3. The composition of claim 1 further characterized in that said ferro alloy pigment material is present in amount of about 20% to about 80% by weight of the total solids.

4. The composition of claim 1 further characterized in that said ferro alloy pigment material is present in amount of about 20% to about 70% by weight of the total solids.

5. The composition of claim 1 further characterized in that said composition additionally contains hydroquinone, said hydroquinone being present up to about 1% by weight of the total solids.

6. The composition of claim 1 further characterized in that said binder resin is a thermoplastic resin.

7. The composition of claim 1 further characterized in that said binder resin is a thermoplastic polyester resin.

8. The composition of claim 1 further characterized in that said composition enables the coating as applied to maintain an electrical conductivity between about 0.001 to about 30 ohms per square at 1 mil.

9. The composition of claim 1 further characterized in the said composition enables the coating composition as applied to maintain an electrical conductivity between about 0.001 to about 30 ohms per square at 1 mil.

10. The composition of claim 1 further characterized in that said composition enables the coating composition as applied to maintain an electrical conductivity between about 0.010 to about 5 ohms per square at 1 mil.

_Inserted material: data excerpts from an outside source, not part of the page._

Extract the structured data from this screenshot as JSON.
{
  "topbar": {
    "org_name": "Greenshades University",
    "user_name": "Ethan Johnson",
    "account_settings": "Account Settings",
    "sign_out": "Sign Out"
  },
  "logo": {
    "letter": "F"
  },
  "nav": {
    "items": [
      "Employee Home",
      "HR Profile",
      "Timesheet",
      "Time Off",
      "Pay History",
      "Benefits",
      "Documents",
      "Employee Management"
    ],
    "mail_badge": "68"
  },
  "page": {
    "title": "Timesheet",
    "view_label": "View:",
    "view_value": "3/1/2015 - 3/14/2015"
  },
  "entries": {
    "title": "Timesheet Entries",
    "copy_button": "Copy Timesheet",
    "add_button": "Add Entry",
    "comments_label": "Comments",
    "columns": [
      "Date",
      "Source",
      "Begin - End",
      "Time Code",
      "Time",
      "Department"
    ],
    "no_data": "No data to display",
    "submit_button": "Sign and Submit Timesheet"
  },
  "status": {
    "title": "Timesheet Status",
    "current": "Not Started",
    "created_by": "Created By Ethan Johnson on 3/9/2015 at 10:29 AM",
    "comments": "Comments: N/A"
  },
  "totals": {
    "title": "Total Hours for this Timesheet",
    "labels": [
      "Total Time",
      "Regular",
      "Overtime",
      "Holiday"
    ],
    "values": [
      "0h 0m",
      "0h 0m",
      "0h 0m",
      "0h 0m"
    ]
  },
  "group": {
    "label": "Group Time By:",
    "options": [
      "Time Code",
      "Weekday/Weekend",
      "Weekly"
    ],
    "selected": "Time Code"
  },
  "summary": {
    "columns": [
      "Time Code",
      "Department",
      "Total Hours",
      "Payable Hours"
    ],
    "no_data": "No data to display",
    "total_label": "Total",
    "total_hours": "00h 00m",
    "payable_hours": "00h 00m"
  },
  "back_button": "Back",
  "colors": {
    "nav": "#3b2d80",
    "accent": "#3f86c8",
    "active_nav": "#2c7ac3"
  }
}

11. The composition of claim 1 further characterized in that said ferro alloy pigment material is present in amount of about 20% to about 70% by weight of the total solids and said pigment to binder weight ratio in said composition is between about 10 to 1 and about 4 to 1 and said composition enables the coating as applied to maintain an electrical conductivity between about 0.010 to about 5 ohms per square at 1 mil.

12. The composition of claim 11 further characterized in that said composition enables the coating as applied to maintain an electrical conductivity between about 0.020 to about 2 ohms per square at 1 mil.

13. The composition of claim 11 further characterized in that said pigment to binder weight ratio in said composition is between about 8 to 1 and about 5 to 1.

14. The composition of claim 11 further characterized in that said weight percent total solids in said composition is between about 60% and about 80%.

15. The composition of claim 1 further characterized in that said composition additionally contains hydroquinone, said hydroquinone being present up to about 1% by weight of the total solids.

16. The composition of claim 11 further characterized in that said composition additionally contains hydroquinone, said hydroquinone being present up to about 1% by weight of the total solids.